A Concise Chinese-English Dictionary for Lovers – Book #70

Title A Concise Chinese-English Dictionary
for Lovers

Author Xiaolu Guo
Genre Adult Fiction
Pages 283
Publisher Doubleday
Copyright 2007

Synopsis (from web-site)

The novel tells the story of a Chinese woman who is sent by her parents to study in London. She soon renames herself "Z" because she finds that no one can pronounce her name, and then meets an English man without a name. Through the encounter, they both get to discover their own identity as well as the impossibility of two lovers to communicate.

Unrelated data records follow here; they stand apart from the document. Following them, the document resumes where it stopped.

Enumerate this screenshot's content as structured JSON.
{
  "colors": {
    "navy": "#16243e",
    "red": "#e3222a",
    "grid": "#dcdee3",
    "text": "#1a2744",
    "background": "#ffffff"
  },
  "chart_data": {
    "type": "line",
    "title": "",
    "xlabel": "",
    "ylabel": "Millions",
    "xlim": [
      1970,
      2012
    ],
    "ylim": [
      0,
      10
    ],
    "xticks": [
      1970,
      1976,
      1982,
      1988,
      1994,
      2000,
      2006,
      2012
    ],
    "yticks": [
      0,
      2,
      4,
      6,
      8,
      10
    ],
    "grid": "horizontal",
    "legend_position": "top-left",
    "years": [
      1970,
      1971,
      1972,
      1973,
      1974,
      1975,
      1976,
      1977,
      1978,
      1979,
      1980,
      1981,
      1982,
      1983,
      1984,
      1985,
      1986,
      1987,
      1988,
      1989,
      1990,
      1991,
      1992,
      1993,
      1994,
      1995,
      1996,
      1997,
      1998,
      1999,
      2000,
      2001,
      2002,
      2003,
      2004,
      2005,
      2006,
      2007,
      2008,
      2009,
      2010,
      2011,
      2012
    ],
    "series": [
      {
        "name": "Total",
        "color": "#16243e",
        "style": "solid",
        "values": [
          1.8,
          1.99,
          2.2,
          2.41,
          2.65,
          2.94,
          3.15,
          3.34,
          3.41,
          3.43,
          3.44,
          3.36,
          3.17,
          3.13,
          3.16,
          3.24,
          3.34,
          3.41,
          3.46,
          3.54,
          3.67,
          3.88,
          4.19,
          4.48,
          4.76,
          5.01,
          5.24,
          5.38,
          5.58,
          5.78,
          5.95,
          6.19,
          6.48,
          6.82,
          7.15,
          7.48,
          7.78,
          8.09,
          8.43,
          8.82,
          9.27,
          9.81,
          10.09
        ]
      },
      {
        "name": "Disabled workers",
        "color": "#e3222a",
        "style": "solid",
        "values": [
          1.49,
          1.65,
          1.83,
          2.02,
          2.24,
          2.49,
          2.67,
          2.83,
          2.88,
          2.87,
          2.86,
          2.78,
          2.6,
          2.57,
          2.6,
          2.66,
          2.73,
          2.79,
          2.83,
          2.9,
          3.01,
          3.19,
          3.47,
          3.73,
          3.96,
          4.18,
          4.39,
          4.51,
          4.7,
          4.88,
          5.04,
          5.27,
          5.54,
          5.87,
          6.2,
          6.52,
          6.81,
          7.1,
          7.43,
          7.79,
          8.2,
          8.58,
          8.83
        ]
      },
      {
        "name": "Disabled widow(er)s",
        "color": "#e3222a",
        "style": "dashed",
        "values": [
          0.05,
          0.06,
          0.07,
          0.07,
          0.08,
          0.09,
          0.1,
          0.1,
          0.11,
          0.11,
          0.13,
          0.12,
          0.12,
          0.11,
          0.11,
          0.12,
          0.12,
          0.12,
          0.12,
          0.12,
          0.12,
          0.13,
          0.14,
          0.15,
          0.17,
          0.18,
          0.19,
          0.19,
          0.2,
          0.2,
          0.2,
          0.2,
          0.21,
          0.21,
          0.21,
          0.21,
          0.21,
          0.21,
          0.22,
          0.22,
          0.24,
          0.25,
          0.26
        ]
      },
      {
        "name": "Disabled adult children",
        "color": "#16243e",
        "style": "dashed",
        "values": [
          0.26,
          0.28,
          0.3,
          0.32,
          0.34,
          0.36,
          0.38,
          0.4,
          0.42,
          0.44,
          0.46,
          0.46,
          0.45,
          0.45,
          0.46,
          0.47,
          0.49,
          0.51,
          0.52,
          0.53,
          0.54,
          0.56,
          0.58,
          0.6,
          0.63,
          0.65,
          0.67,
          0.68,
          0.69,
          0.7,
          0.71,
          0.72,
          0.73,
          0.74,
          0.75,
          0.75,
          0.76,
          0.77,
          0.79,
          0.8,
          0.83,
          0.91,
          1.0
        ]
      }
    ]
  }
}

The novel is deliberately written in the heroine's broken English, to begin with, in a post modern, near experimental dictionary form. With each chapter this broken English gradually improves, reflecting the improvement of the heroines's own English over the year in which the novel is set.

Why I read It
It was on a list of first person novels Lisa had (as research for her own book). The title sounded interesting enough, plus it met my ongoing criteria of being written by a female AND a foreign author – two for one.

The Good
It was interesting to see how she used the English language. It seems there is a lot of logic to the misspoken English used by an Asian novice. Also the imperative on the practical, or the direct, was enlightening. When “accused” of being funny she replies: “No. We Chinese don’t understand humour. We look funny just because the cultural difference, and we just being too honest.”

The Bad
I didn’t get the whole self discovery angle and thus the plot was a little lost for me.

The Ugly (my opinion)
Enjoyable and easy to read, but ultimately it was totally forgettable. I won’t remember anything about this book in about a month.

The Truth? (other reviews),
Powell's Books
The Guardian
The Independent

Mormon Mentions

Author Biography

Xiaolu Guo (Simplified Chinese 郭小櫓 guô xiǎo lǔ, born 1973[1]) is a Chinese novelist and filmmaker, who uses film and literary language to explore themes of alienation, memory, personal journeys, daily tragedies and develops her own vision of China's past and its future in a global environment.